Landesweiter Stromausfall 24-Stunden-Blackout in Venezuela

Chaotische Szenen in Krankenhäusern, lange Schlangen an Tankstellen und geschlossene Läden: Ein gigantischer Stromausfall legt Venezuela weiterhin lahm.

Schlange vor einer Apotheke in Caracas, Venezuela
REUTERS

Schlange vor einer Apotheke in Caracas, Venezuela


Venezuelas Blackout ist nach mehr als 24 Stunden immer noch nicht beendet. In großen Teilen des Krisenlands war am frühen Donnerstagabend der Strom ausgefallen.

In der Hauptstadt Caracas und den angrenzenden Bundesstaaten konnte die Stromversorgung am Freitagnachmittag zwar in einigen Gegenden kurzzeitig wiederhergestellt werden. Kurz darauf fiel der Strom jedoch erneut aus. In anderen Landesteilen waren die Menschen durchgehend ohne Elektrizität.
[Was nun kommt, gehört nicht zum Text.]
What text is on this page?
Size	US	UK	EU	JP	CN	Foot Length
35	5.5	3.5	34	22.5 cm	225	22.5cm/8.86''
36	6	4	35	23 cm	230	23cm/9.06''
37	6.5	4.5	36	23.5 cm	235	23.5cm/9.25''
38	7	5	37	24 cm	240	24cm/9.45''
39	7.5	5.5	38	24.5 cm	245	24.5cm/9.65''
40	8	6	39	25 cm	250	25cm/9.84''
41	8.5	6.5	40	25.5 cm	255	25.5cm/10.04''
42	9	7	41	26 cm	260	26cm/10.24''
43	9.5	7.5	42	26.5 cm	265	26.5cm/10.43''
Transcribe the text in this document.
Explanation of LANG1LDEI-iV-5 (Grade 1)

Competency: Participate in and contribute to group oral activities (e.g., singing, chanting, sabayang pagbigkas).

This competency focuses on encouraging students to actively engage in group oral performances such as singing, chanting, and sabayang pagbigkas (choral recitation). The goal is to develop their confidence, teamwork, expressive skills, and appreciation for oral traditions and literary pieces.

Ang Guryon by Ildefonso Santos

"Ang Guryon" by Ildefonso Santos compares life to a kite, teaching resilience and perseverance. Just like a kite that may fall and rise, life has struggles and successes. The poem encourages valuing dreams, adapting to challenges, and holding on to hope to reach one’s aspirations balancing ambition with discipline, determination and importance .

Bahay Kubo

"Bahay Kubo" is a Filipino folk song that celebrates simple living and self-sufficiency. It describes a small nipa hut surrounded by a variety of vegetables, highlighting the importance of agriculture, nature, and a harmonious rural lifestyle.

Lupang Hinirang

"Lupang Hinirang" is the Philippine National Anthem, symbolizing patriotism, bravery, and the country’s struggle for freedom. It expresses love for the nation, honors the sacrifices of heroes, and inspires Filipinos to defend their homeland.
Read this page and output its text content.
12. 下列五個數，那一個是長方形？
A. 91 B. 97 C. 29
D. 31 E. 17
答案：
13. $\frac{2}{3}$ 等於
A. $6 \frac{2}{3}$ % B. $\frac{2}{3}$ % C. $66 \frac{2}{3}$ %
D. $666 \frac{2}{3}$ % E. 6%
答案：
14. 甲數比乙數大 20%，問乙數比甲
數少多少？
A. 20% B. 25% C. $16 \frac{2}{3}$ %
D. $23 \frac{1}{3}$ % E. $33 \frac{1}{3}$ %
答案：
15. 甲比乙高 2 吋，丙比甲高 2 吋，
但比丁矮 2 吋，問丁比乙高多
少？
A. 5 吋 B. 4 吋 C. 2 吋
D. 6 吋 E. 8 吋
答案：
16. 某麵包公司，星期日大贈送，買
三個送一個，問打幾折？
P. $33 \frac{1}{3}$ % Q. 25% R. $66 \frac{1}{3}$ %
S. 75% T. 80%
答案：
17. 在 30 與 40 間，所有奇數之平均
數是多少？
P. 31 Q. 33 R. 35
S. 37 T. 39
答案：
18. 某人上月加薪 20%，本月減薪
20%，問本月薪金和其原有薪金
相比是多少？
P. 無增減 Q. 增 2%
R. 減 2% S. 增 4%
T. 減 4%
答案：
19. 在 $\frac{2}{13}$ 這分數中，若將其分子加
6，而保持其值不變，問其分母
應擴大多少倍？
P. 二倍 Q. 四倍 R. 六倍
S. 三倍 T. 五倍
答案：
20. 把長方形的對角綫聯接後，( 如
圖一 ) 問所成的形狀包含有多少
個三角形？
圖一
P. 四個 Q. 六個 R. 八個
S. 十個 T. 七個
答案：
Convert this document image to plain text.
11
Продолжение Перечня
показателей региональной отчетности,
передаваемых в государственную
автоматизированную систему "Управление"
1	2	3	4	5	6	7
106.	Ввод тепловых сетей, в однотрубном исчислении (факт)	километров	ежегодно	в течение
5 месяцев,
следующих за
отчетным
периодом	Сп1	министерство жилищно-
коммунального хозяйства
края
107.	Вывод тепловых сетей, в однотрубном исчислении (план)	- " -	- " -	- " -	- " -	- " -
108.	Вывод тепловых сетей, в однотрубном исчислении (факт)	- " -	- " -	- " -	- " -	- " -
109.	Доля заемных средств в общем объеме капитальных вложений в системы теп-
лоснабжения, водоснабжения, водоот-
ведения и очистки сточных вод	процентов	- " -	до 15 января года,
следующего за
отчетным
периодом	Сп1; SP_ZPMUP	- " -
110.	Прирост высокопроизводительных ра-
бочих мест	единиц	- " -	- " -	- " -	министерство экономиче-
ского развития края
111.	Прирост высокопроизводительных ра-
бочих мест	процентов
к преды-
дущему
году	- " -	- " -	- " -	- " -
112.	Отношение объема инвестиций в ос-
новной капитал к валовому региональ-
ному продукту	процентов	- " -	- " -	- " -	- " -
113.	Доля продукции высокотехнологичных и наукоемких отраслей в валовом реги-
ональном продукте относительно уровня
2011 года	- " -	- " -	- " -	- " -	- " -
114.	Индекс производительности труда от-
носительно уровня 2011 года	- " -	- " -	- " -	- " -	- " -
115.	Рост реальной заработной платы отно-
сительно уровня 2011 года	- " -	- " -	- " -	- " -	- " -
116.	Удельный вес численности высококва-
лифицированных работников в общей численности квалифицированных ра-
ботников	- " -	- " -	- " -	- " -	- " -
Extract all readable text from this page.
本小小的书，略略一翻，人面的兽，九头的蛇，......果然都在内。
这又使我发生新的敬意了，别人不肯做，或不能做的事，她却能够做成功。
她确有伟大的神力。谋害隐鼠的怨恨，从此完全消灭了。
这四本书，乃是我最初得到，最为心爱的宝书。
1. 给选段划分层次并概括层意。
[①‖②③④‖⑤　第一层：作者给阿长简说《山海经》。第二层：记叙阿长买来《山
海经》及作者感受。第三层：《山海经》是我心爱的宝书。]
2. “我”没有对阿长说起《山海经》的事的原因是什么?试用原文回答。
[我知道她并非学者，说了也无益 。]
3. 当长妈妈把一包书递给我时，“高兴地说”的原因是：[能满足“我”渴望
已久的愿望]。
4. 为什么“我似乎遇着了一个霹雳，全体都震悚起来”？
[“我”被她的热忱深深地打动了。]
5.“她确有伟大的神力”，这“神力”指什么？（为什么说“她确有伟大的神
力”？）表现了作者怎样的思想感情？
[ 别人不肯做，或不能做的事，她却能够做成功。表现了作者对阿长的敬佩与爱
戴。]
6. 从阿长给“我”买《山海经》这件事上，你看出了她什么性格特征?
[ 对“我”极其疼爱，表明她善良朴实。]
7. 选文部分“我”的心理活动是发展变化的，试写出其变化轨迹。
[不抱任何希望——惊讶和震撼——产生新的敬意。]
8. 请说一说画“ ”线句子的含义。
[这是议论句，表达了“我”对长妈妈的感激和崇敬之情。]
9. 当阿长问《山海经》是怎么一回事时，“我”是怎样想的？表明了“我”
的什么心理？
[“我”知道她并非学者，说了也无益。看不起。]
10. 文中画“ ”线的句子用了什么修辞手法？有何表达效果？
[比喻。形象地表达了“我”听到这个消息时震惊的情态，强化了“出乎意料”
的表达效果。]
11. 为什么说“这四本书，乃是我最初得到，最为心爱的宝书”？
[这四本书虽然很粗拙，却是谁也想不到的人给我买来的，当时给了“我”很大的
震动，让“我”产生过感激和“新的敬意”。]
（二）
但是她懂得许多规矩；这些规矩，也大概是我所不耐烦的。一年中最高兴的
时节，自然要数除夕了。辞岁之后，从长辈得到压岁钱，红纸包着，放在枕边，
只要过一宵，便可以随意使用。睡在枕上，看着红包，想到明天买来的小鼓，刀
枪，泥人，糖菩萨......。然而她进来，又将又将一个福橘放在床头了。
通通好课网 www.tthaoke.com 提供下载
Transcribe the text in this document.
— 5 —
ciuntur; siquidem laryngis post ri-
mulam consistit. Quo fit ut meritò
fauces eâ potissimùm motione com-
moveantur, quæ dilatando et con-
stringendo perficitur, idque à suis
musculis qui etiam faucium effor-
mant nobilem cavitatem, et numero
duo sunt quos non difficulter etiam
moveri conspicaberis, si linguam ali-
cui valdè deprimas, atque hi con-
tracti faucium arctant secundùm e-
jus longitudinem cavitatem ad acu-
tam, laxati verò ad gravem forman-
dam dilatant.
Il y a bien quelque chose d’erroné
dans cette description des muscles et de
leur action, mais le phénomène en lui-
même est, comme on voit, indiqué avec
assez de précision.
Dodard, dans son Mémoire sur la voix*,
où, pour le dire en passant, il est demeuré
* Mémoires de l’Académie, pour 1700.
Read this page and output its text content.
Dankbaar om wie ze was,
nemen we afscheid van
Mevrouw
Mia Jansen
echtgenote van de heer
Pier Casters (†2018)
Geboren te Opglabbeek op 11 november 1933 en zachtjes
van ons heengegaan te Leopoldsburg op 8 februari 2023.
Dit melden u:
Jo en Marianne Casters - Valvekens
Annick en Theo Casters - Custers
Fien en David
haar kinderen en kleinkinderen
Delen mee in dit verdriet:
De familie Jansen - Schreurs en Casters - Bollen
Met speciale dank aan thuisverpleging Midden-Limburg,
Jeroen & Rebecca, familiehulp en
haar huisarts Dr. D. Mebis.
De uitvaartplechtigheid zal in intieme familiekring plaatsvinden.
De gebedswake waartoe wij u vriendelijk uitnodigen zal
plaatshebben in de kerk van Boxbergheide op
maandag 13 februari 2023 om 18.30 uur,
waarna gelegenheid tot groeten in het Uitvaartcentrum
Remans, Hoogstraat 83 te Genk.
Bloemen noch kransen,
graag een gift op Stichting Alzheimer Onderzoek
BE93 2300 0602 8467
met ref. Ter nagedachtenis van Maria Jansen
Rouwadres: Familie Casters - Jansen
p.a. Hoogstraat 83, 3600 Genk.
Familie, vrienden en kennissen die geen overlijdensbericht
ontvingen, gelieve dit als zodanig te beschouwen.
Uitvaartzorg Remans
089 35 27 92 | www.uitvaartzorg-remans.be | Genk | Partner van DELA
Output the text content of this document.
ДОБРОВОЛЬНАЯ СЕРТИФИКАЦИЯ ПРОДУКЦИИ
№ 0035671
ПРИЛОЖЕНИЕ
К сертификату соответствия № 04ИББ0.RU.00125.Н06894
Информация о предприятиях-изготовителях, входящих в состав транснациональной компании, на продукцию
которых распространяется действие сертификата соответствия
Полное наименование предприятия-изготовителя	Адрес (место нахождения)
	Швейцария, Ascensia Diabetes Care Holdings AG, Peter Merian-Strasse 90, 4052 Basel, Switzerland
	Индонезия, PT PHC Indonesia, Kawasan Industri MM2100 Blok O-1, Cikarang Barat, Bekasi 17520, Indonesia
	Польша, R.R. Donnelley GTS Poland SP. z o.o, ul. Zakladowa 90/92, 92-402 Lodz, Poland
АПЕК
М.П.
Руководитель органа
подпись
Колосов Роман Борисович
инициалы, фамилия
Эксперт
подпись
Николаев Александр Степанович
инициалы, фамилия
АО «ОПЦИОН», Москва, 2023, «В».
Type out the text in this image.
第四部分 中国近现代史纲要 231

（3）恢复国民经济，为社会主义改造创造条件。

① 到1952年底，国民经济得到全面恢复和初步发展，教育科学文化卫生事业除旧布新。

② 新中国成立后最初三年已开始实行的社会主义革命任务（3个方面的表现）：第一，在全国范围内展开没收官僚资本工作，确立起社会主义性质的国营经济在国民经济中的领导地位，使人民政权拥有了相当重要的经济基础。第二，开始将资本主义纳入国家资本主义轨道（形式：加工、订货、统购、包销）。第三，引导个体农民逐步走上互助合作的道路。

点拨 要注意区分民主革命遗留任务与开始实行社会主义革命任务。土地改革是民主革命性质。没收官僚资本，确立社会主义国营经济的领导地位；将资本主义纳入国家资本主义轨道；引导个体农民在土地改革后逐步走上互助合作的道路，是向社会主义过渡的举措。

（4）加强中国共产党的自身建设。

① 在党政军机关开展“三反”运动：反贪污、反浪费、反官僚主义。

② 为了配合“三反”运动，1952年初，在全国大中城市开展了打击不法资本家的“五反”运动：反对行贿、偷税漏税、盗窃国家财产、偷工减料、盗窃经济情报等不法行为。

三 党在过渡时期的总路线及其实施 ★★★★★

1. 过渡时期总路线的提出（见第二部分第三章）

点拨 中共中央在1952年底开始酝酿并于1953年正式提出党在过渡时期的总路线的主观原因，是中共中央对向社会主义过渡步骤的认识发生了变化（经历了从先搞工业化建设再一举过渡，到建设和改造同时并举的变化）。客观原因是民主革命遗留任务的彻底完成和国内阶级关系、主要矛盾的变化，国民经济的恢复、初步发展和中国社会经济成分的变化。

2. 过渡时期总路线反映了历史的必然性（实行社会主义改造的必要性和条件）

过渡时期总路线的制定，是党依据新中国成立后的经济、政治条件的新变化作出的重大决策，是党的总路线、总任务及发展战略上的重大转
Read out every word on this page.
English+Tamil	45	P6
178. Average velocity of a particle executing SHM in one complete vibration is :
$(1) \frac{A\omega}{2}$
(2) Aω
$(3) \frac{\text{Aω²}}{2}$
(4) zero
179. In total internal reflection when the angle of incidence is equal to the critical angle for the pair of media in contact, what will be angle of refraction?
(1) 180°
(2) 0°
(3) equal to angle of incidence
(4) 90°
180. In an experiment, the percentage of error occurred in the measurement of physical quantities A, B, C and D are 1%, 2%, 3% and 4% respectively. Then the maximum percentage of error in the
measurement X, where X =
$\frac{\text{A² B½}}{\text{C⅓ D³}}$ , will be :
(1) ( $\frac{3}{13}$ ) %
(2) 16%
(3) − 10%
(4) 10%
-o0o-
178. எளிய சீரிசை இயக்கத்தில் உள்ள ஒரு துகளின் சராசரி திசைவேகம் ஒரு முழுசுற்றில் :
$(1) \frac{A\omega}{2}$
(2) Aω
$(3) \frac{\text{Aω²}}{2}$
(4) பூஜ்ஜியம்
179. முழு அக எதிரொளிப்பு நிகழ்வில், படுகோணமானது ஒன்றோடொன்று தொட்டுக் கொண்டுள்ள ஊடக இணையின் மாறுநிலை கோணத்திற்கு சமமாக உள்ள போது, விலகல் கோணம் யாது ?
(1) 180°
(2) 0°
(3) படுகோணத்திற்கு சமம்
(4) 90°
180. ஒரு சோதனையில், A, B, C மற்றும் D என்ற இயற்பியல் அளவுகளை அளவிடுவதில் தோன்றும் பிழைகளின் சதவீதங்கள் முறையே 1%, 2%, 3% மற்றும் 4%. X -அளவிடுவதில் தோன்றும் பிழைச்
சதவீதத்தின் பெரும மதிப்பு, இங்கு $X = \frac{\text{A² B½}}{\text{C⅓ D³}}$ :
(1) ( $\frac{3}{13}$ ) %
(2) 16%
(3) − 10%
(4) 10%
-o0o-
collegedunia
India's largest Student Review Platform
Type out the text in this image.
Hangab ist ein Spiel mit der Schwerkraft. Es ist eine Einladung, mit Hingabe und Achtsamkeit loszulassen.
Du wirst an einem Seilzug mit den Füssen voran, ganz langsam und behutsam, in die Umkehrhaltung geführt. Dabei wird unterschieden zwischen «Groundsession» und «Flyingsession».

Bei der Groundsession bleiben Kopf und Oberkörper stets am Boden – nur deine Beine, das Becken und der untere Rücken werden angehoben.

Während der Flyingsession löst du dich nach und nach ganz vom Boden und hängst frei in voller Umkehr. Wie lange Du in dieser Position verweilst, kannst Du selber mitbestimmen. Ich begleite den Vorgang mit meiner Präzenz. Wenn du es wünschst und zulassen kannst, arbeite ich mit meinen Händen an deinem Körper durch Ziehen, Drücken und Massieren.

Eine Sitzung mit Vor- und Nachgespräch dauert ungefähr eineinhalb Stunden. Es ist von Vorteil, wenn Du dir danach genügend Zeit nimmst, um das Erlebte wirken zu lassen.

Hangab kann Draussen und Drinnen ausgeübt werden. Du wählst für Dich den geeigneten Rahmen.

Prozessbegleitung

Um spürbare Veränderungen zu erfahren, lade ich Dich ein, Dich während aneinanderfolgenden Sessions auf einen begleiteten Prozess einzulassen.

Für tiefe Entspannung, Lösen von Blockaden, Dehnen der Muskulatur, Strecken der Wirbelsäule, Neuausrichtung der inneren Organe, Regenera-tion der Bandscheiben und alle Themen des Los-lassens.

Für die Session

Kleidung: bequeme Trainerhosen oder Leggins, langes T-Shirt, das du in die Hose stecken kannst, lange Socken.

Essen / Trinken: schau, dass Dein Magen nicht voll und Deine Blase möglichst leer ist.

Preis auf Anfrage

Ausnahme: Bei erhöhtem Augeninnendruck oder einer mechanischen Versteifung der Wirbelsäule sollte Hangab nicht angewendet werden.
In Caracas kam es zu einem Verkehrschaos, weil die Metro ausfiel und zahlreiche Ampeln nicht funktionierten. Telefon- und Internetverbindungen waren gekappt. In vielen Wohnhäusern kam die Trinkwasserversorgung zum Erliegen, weil das Wasser mit Hilfe elektrischer Pumpen verteilt wird. Handel und Geldgeschäfte waren vielfach nicht mehr möglich, da die meisten Transaktionen elektronisch per Kartenzahlung erfolgen.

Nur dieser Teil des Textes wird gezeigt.